Additionally, MUSK reliably predicted cancer survival outcomes 75% of the time, and which lung and gastro-esophageal cancers would respond to immunotherapy with 77% accuracy. This is a significant improvement over standard clinical biomarkers with an accuracy of only 60-65%.
“One striking finding is that AI models that integrate multi-modal data consistently outperform those based on imaging or text data alone, highlighting the power of a multimodal approach,” Li said. “The true value of MUSK lies in its ability to leverage large-scale unpaired image and text data for pretraining, which is a substantial increase over existing models that require paired data.”
A core strength of the research is that it can adapt across different clinical settings with little training.
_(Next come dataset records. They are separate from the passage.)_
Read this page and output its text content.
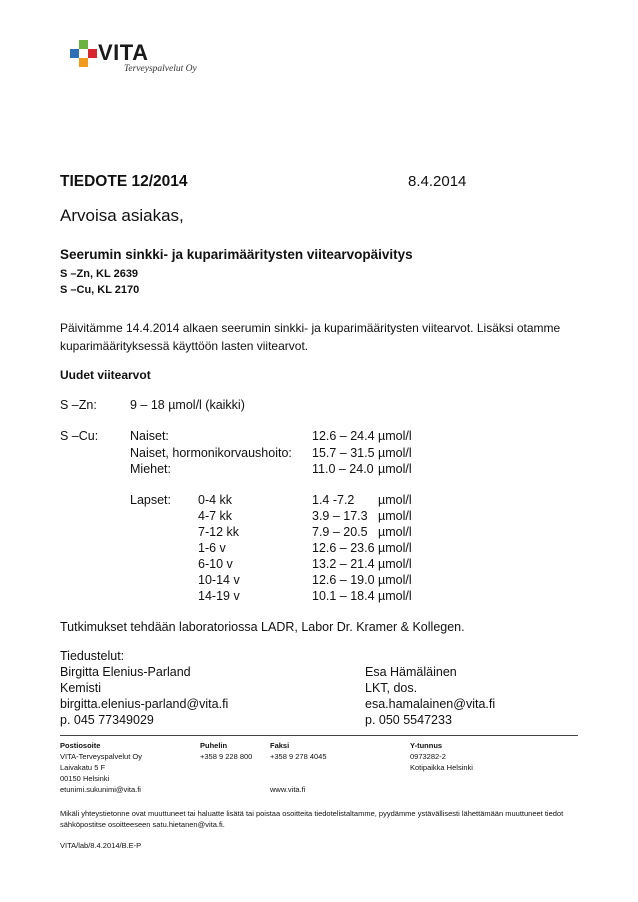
VITA
Terveyspalvelut Oy
TIEDOTE 12/2014	8.4.2014
Arvoisa asiakas,
Seerumin sinkki- ja kuparimääritysten viitearvopäivitys
S –Zn, KL 2639
S –Cu, KL 2170
Päivitämme 14.4.2014 alkaen seerumin sinkki- ja kuparimääritysten viitearvot. Lisäksi otamme kuparimäärityksessä käyttöön lasten viitearvot.
Uudet viitearvot
S –Zn:	9 – 18 µmol/l (kaikki)
S –Cu:	Naiset:	12.6 – 24.4 µmol/l
Naiset, hormonikorvaushoito: 15.7 – 31.5 µmol/l
Miehet:	11.0 – 24.0 µmol/l
Lapset: 0-4 kk	1.4 -7.2 µmol/l
4-7 kk	3.9 – 17.3 µmol/l
7-12 kk	7.9 – 20.5 µmol/l
1-6 v	12.6 – 23.6 µmol/l
6-10 v	13.2 – 21.4 µmol/l
10-14 v	12.6 – 19.0 µmol/l
14-19 v	10.1 – 18.4 µmol/l
Tutkimukset tehdään laboratoriossa LADR, Labor Dr. Kramer & Kollegen.
Tiedustelut:
Birgitta Elenius-Parland
Kemisti
birgitta.elenius-parland@vita.fi
p. 045 77349029
Esa Hämäläinen
LKT, dos.
esa.hamalainen@vita.fi
p. 050 5547233
Postiosoite
VITA-Terveyspalvelut Oy
Laivakatu 5 F
00150 Helsinki
etunimi.sukunimi@vita.fi
Puhelin
+358 9 228 800
Faksi
+358 9 278 4045
www.vita.fi
Y-tunnus
0973282-2
Kotipaikka Helsinki
Mikäli yhteystietonne ovat muuttuneet tai haluatte lisätä tai poistaa osoitteita tiedotelistaltamme, pyydämme ystävällisesti lähettämään muuttuneet tiedot sähköpostitse osoitteeseen satu.hietanen@vita.fi.
VITA/lab/8.4.2014/B.E-P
This could improve efficiency in oncology workflows and help doctors diagnose cancer faster while tailoring treatments for better patient outcomes.
Their future work will focus on validating the model in multi-institution cohorts of patients from diverse populations and for high-stakes applications such as treatment decision-making. The researchers note that prospective validation in clinical trials will be required for regulatory approval.
“We are also working on an extension of the MUSK approach to digital pathology to other types of data such as radiology images and genomic data,” said Li.
The researchers’ work, including installation instructions, model weights, evaluation code, and sample data is available on GitHub.